Онфим со смехом заматывал поврежденную ладонь тряпицей. Не казался он ни больным, ни отравленным. Впрочем, еще не вечер.
Оставив Софью с Онфимом – как тот ни протестовал, – примерно через час вышли к кладбищу. Вокруг тихо, даже вороны перестали каркать, то ли от жары утомились, то ли спугнул их кто-то. Олег Иваныч предупреждающе поднял руку. Выйдя на сухое место, рассредоточились, достали луки.
Олег Иваныч подошел к часовне. Длинным копьем толкнул закрытую дверь – словно ждал нехороших сюрпризов. Потому даже несколько удивился, когда ничего не произошло. Может, зря пугался?
Но сосна, сосна эта! Ведь кто-то да примотал к ней металлические иголки. Зачем? Против кого?
Оп! Слева чьи-то осторожные шаги. Ага! Чуть качнулась ветка. Блеснула кольчуга… Ну, ребята…
– Не стреляй, Олег Иваныч! – закричали из-за деревьев. – Не стреляй! Свои мы.
Это были воины второго отряда, охранявшего болото по периметру.
– Вы как здесь?
– Так ты ж, батюшка, сам велел, с полудня окружать начинать.
– Что, уже полдень?
– А как же, кормилец! В церквях окрест давно уж обедню отзвонили.
– И что, никого? – Олег Иваныч осмотрелся вокруг.
К часовне подходил любопытный Онфим:
– Был бы кто – не ушел.
– Тогда непонятно… Стой! Стой, Онфиме!
Поздно. Онфим скрылся в часовне. И почти сразу же раздался оглушительный взрыв. Огненный столб вырвался из часовни, разбрасывая вокруг обломки бревен, балки и куски человеческого тела, того, что еще совсем недавно было Онфимом…
Похоже, парню еще досталась легкая смерть. Если вспомнить, как тот тщательно бинтовал раненую ладонь…
Взрыв был слышен далеко, аж до городских стен донесся. В версте от города вздрогнули стоящие у дороги лошади. А всадники – звероватый мужик и козлобородый плюгавец – переглянулись.

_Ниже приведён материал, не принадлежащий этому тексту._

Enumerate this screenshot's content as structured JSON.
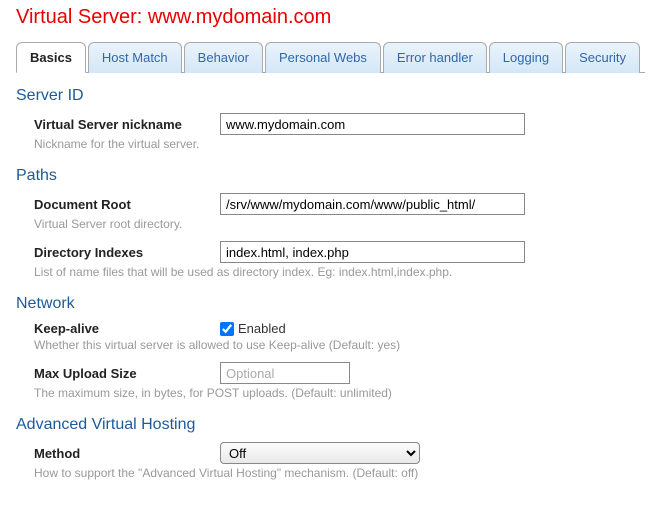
{
  "page_title": "Virtual Server: www.mydomain.com",
  "tabs": {
    "basics": "Basics",
    "host_match": "Host Match",
    "behavior": "Behavior",
    "personal_webs": "Personal Webs",
    "error_handler": "Error handler",
    "logging": "Logging",
    "security": "Security"
  },
  "sections": {
    "server_id": {
      "title": "Server ID",
      "nickname": {
        "label": "Virtual Server nickname",
        "value": "www.mydomain.com",
        "help": "Nickname for the virtual server."
      }
    },
    "paths": {
      "title": "Paths",
      "document_root": {
        "label": "Document Root",
        "value": "/srv/www/mydomain.com/www/public_html/",
        "help": "Virtual Server root directory."
      },
      "directory_indexes": {
        "label": "Directory Indexes",
        "value": "index.html, index.php",
        "help": "List of name files that will be used as directory index. Eg: index.html,index.php."
      }
    },
    "network": {
      "title": "Network",
      "keep_alive": {
        "label": "Keep-alive",
        "checkbox_label": "Enabled",
        "help": "Whether this virtual server is allowed to use Keep-alive (Default: yes)"
      },
      "max_upload": {
        "label": "Max Upload Size",
        "placeholder": "Optional",
        "help": "The maximum size, in bytes, for POST uploads. (Default: unlimited)"
      }
    },
    "adv_hosting": {
      "title": "Advanced Virtual Hosting",
      "method": {
        "label": "Method",
        "value": "Off",
        "help": "How to support the \"Advanced Virtual Hosting\" mechanism. (Default: off)"
      }
    }
  }
}
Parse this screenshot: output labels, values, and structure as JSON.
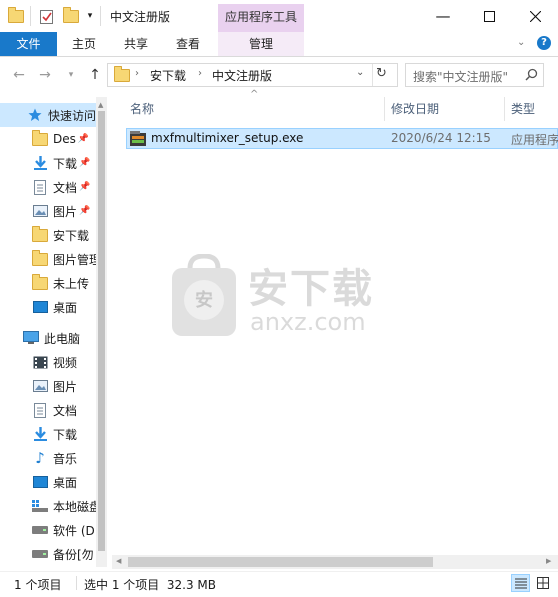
{
  "titlebar": {
    "title": "中文注册版",
    "context_group": "应用程序工具"
  },
  "ribbon": {
    "tabs": [
      {
        "label": "文件"
      },
      {
        "label": "主页"
      },
      {
        "label": "共享"
      },
      {
        "label": "查看"
      },
      {
        "label": "管理"
      }
    ]
  },
  "address": {
    "crumbs": [
      "安下载",
      "中文注册版"
    ]
  },
  "search": {
    "placeholder": "搜索\"中文注册版\""
  },
  "nav": {
    "quick_access": "快速访问",
    "quick_items": [
      {
        "label": "Des"
      },
      {
        "label": "下载"
      },
      {
        "label": "文档"
      },
      {
        "label": "图片"
      },
      {
        "label": "安下载"
      },
      {
        "label": "图片管理"
      },
      {
        "label": "未上传"
      },
      {
        "label": "桌面"
      }
    ],
    "this_pc": "此电脑",
    "pc_items": [
      {
        "label": "视频"
      },
      {
        "label": "图片"
      },
      {
        "label": "文档"
      },
      {
        "label": "下载"
      },
      {
        "label": "音乐"
      },
      {
        "label": "桌面"
      },
      {
        "label": "本地磁盘"
      },
      {
        "label": "软件 (D"
      },
      {
        "label": "备份[勿"
      }
    ]
  },
  "columns": {
    "name": "名称",
    "modified": "修改日期",
    "type": "类型"
  },
  "files": [
    {
      "name": "mxfmultimixer_setup.exe",
      "modified": "2020/6/24 12:15",
      "type": "应用程序"
    }
  ],
  "watermark": {
    "text": "安下载",
    "domain": "anxz.com",
    "shield_char": "安"
  },
  "status": {
    "count": "1 个项目",
    "selected": "选中 1 个项目  32.3 MB"
  },
  "colors": {
    "accent": "#1979ca",
    "selection": "#cce8ff",
    "context_tab": "#e9d1ef"
  }
}
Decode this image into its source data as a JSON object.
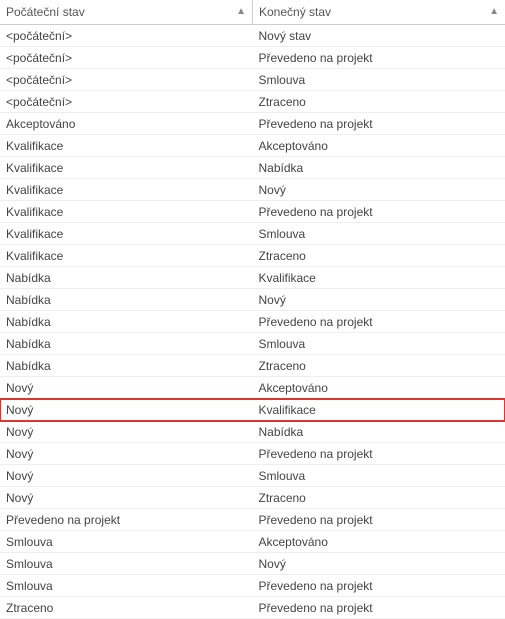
{
  "columns": [
    {
      "label": "Počáteční stav"
    },
    {
      "label": "Konečný stav"
    }
  ],
  "rows": [
    {
      "start": "<počáteční>",
      "end": "Nový stav",
      "highlight": false
    },
    {
      "start": "<počáteční>",
      "end": "Převedeno na projekt",
      "highlight": false
    },
    {
      "start": "<počáteční>",
      "end": "Smlouva",
      "highlight": false
    },
    {
      "start": "<počáteční>",
      "end": "Ztraceno",
      "highlight": false
    },
    {
      "start": "Akceptováno",
      "end": "Převedeno na projekt",
      "highlight": false
    },
    {
      "start": "Kvalifikace",
      "end": "Akceptováno",
      "highlight": false
    },
    {
      "start": "Kvalifikace",
      "end": "Nabídka",
      "highlight": false
    },
    {
      "start": "Kvalifikace",
      "end": "Nový",
      "highlight": false
    },
    {
      "start": "Kvalifikace",
      "end": "Převedeno na projekt",
      "highlight": false
    },
    {
      "start": "Kvalifikace",
      "end": "Smlouva",
      "highlight": false
    },
    {
      "start": "Kvalifikace",
      "end": "Ztraceno",
      "highlight": false
    },
    {
      "start": "Nabídka",
      "end": "Kvalifikace",
      "highlight": false
    },
    {
      "start": "Nabídka",
      "end": "Nový",
      "highlight": false
    },
    {
      "start": "Nabídka",
      "end": "Převedeno na projekt",
      "highlight": false
    },
    {
      "start": "Nabídka",
      "end": "Smlouva",
      "highlight": false
    },
    {
      "start": "Nabídka",
      "end": "Ztraceno",
      "highlight": false
    },
    {
      "start": "Nový",
      "end": "Akceptováno",
      "highlight": false
    },
    {
      "start": "Nový",
      "end": "Kvalifikace",
      "highlight": true
    },
    {
      "start": "Nový",
      "end": "Nabídka",
      "highlight": false
    },
    {
      "start": "Nový",
      "end": "Převedeno na projekt",
      "highlight": false
    },
    {
      "start": "Nový",
      "end": "Smlouva",
      "highlight": false
    },
    {
      "start": "Nový",
      "end": "Ztraceno",
      "highlight": false
    },
    {
      "start": "Převedeno na projekt",
      "end": "Převedeno na projekt",
      "highlight": false
    },
    {
      "start": "Smlouva",
      "end": "Akceptováno",
      "highlight": false
    },
    {
      "start": "Smlouva",
      "end": "Nový",
      "highlight": false
    },
    {
      "start": "Smlouva",
      "end": "Převedeno na projekt",
      "highlight": false
    },
    {
      "start": "Ztraceno",
      "end": "Převedeno na projekt",
      "highlight": false
    }
  ]
}
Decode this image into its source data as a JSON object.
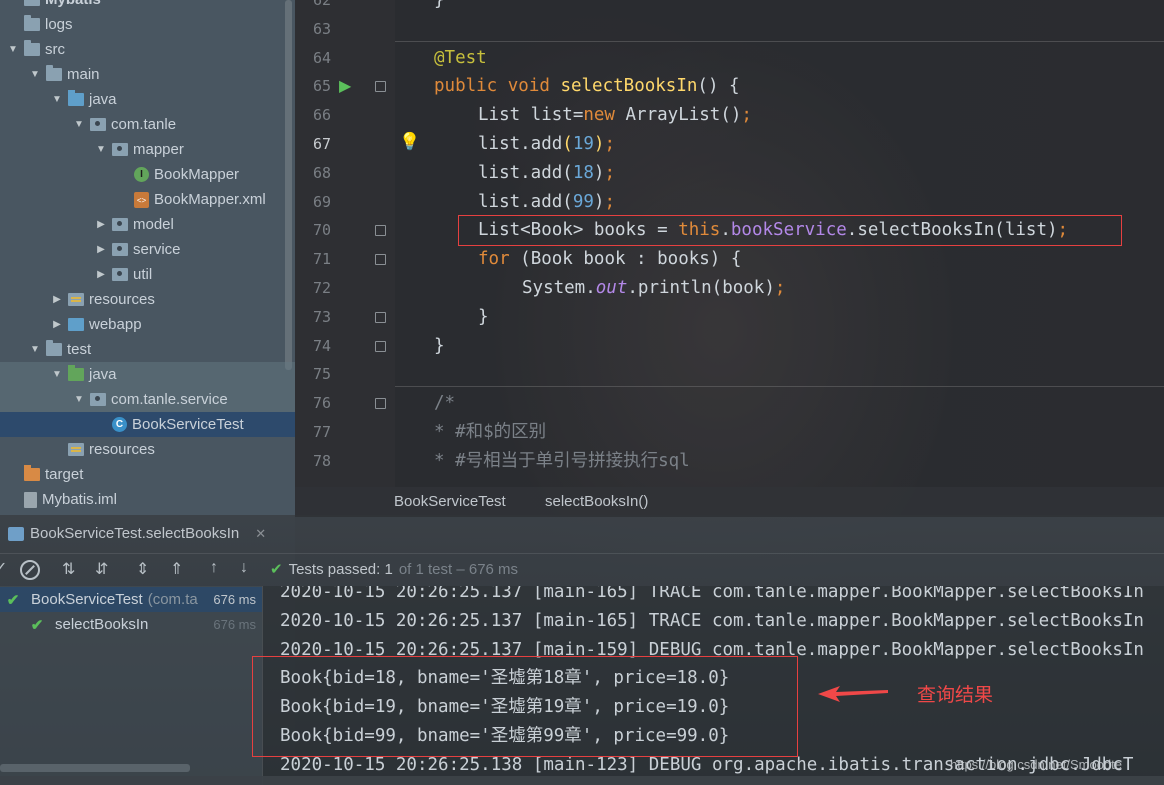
{
  "project_tree": {
    "items": [
      {
        "label": "Mybatis",
        "depth": 0,
        "icon": "folder",
        "arrow": "",
        "bold": true
      },
      {
        "label": "logs",
        "depth": 0,
        "icon": "folder",
        "arrow": ""
      },
      {
        "label": "src",
        "depth": 0,
        "icon": "folder",
        "arrow": "▼"
      },
      {
        "label": "main",
        "depth": 1,
        "icon": "folder",
        "arrow": "▼"
      },
      {
        "label": "java",
        "depth": 2,
        "icon": "src",
        "arrow": "▼"
      },
      {
        "label": "com.tanle",
        "depth": 3,
        "icon": "pkg",
        "arrow": "▼"
      },
      {
        "label": "mapper",
        "depth": 4,
        "icon": "pkg",
        "arrow": "▼"
      },
      {
        "label": "BookMapper",
        "depth": 5,
        "icon": "iface",
        "arrow": ""
      },
      {
        "label": "BookMapper.xml",
        "depth": 5,
        "icon": "xml",
        "arrow": ""
      },
      {
        "label": "model",
        "depth": 4,
        "icon": "pkg",
        "arrow": "▶"
      },
      {
        "label": "service",
        "depth": 4,
        "icon": "pkg",
        "arrow": "▶"
      },
      {
        "label": "util",
        "depth": 4,
        "icon": "pkg",
        "arrow": "▶"
      },
      {
        "label": "resources",
        "depth": 2,
        "icon": "res",
        "arrow": "▶"
      },
      {
        "label": "webapp",
        "depth": 2,
        "icon": "web",
        "arrow": "▶"
      },
      {
        "label": "test",
        "depth": 1,
        "icon": "folder",
        "arrow": "▼"
      },
      {
        "label": "java",
        "depth": 2,
        "icon": "test",
        "arrow": "▼"
      },
      {
        "label": "com.tanle.service",
        "depth": 3,
        "icon": "pkg",
        "arrow": "▼"
      },
      {
        "label": "BookServiceTest",
        "depth": 4,
        "icon": "testclass",
        "arrow": "",
        "selected": true
      },
      {
        "label": "resources",
        "depth": 2,
        "icon": "res",
        "arrow": ""
      },
      {
        "label": "target",
        "depth": 0,
        "icon": "target",
        "arrow": ""
      },
      {
        "label": "Mybatis.iml",
        "depth": 0,
        "icon": "iml",
        "arrow": ""
      }
    ]
  },
  "editor": {
    "lines": [
      {
        "no": "62",
        "html": "}",
        "indent": 0
      },
      {
        "no": "63",
        "html": "",
        "indent": 0
      },
      {
        "no": "64",
        "html": "<span class=\"ann\">@Test</span>",
        "indent": 0
      },
      {
        "no": "65",
        "html": "<span class=\"kw\">public void </span><span class=\"fn\">selectBooksIn</span>() {",
        "indent": 0
      },
      {
        "no": "66",
        "html": "List list=<span class=\"kw\">new </span>ArrayList()<span class=\"kw\">;</span>",
        "indent": 1
      },
      {
        "no": "67",
        "html": "list.add<span class=\"fn\">(</span><span class=\"num\">19</span><span class=\"fn\">)</span><span class=\"kw\">;</span>",
        "indent": 1
      },
      {
        "no": "68",
        "html": "list.add(<span class=\"num\">18</span>)<span class=\"kw\">;</span>",
        "indent": 1
      },
      {
        "no": "69",
        "html": "list.add(<span class=\"num\">99</span>)<span class=\"kw\">;</span>",
        "indent": 1
      },
      {
        "no": "70",
        "html": "List&lt;Book&gt; books = <span class=\"kw\">this</span>.<span class=\"fld\">bookService</span>.selectBooksIn(list)<span class=\"kw\">;</span>",
        "indent": 1
      },
      {
        "no": "71",
        "html": "<span class=\"kw\">for </span>(Book book : books) {",
        "indent": 1
      },
      {
        "no": "72",
        "html": "System.<span class=\"ital\">out</span>.println(book)<span class=\"kw\">;</span>",
        "indent": 2
      },
      {
        "no": "73",
        "html": "}",
        "indent": 1
      },
      {
        "no": "74",
        "html": "}",
        "indent": 0
      },
      {
        "no": "75",
        "html": "",
        "indent": 0
      },
      {
        "no": "76",
        "html": "<span class=\"cmt\">/*</span>",
        "indent": 0
      },
      {
        "no": "77",
        "html": "<span class=\"cmt\">* #和$的区别</span>",
        "indent": 0
      },
      {
        "no": "78",
        "html": "<span class=\"cmt\">* #号相当于单引号拼接执行sql</span>",
        "indent": 0
      }
    ]
  },
  "breadcrumb": {
    "class_name": "BookServiceTest",
    "method_name": "selectBooksIn()"
  },
  "run_window": {
    "tab_label": "BookServiceTest.selectBooksIn",
    "tests_passed": "Tests passed: 1",
    "tests_detail": "of 1 test – 676 ms",
    "tests": [
      {
        "name": "BookServiceTest",
        "pkg": "(com.ta",
        "time": "676 ms",
        "depth": 0,
        "selected": true
      },
      {
        "name": "selectBooksIn",
        "pkg": "",
        "time": "676 ms",
        "depth": 1,
        "selected": false
      }
    ]
  },
  "console": {
    "lines": [
      "2020-10-15 20:26:25.137 [main-165] TRACE com.tanle.mapper.BookMapper.selectBooksIn",
      "2020-10-15 20:26:25.137 [main-165] TRACE com.tanle.mapper.BookMapper.selectBooksIn",
      "2020-10-15 20:26:25.137 [main-159] DEBUG com.tanle.mapper.BookMapper.selectBooksIn",
      "Book{bid=18, bname='圣墟第18章', price=18.0}",
      "Book{bid=19, bname='圣墟第19章', price=19.0}",
      "Book{bid=99, bname='圣墟第99章', price=99.0}",
      "2020-10-15 20:26:25.138 [main-123] DEBUG org.apache.ibatis.transaction.jdbc.JdbcT"
    ]
  },
  "annotation": {
    "label": "查询结果",
    "color": "#f04848"
  },
  "watermark": "https://blog.csdn.net/Smoodte"
}
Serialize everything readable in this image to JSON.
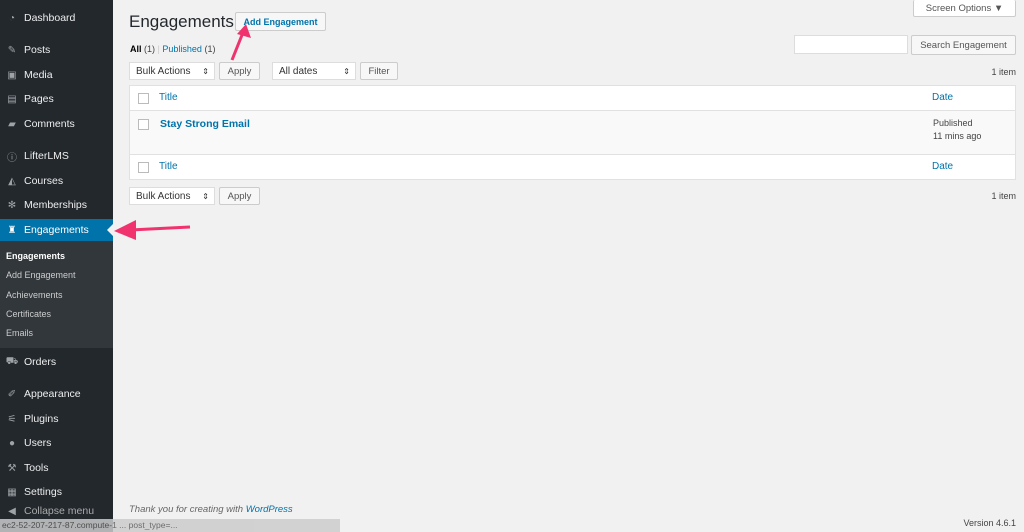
{
  "sidebar": {
    "items": [
      {
        "label": "Dashboard",
        "icon": "dashboard-icon"
      },
      {
        "label": "Posts",
        "icon": "pin-icon"
      },
      {
        "label": "Media",
        "icon": "media-icon"
      },
      {
        "label": "Pages",
        "icon": "pages-icon"
      },
      {
        "label": "Comments",
        "icon": "comment-icon"
      },
      {
        "label": "LifterLMS",
        "icon": "lifterlms-icon"
      },
      {
        "label": "Courses",
        "icon": "graduation-cap-icon"
      },
      {
        "label": "Memberships",
        "icon": "group-icon"
      },
      {
        "label": "Engagements",
        "icon": "award-icon"
      },
      {
        "label": "Orders",
        "icon": "cart-icon"
      },
      {
        "label": "Appearance",
        "icon": "brush-icon"
      },
      {
        "label": "Plugins",
        "icon": "plugin-icon"
      },
      {
        "label": "Users",
        "icon": "user-icon"
      },
      {
        "label": "Tools",
        "icon": "wrench-icon"
      },
      {
        "label": "Settings",
        "icon": "settings-icon"
      },
      {
        "label": "Collapse menu",
        "icon": "collapse-icon"
      }
    ],
    "submenu": [
      "Engagements",
      "Add Engagement",
      "Achievements",
      "Certificates",
      "Emails"
    ]
  },
  "header": {
    "title": "Engagements",
    "add_label": "Add Engagement",
    "screen_options": "Screen Options"
  },
  "filters": {
    "all": "All",
    "all_count": "(1)",
    "sep": "|",
    "published": "Published",
    "published_count": "(1)",
    "bulk": "Bulk Actions",
    "apply": "Apply",
    "dates": "All dates",
    "filter": "Filter",
    "item_count": "1 item",
    "search_button": "Search Engagement",
    "search_value": ""
  },
  "table": {
    "col_title": "Title",
    "col_date": "Date",
    "rows": [
      {
        "title": "Stay Strong Email",
        "status": "Published",
        "time": "11 mins ago"
      }
    ]
  },
  "footer": {
    "thanks": "Thank you for creating with ",
    "wp": "WordPress",
    "version": "Version 4.6.1",
    "status_url": "ec2-52-207-217-87.compute-1 ... post_type=..."
  },
  "colors": {
    "accent": "#0073aa",
    "sidebar": "#23282d",
    "arrow": "#f0326e"
  }
}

– Ну, поспешим, братец! – потер руки Митрий. – Чай, все как надо сладилось.
– А ежели не все как надо? Я б сходил. Да для верности сабелькой. Да по глазам, по глазам. Глаз – он шипить, когда его вымают.
– Пока ты ходишь, там уж и народу понабежит. Нет, едем-ка поскорее!
Двое всадников во всю прыть помчали к городу.
Надо сказать, у Митри были причины спешить. Вчера еще, явившись с Торга, Максюта передал ему поклон от Аттамира-мирзы (с заезжим казанским купцом) и настоятельную просьбу: подыскать побыстрее двух деток лет по двенадцати – двух девочек, но можно и девочку с мальчиком, лишь бы оба были светлоглазые да светловолосые. На сей раз за срочность Аттамир обещался заплатить щедро. Да он и раньше не обманывал, а сколько сам наваривал – то его дело. Детей следовало переслать с тем же казанским купцом, который отъезжал уже завтра, в крайнем случае – послезавтра.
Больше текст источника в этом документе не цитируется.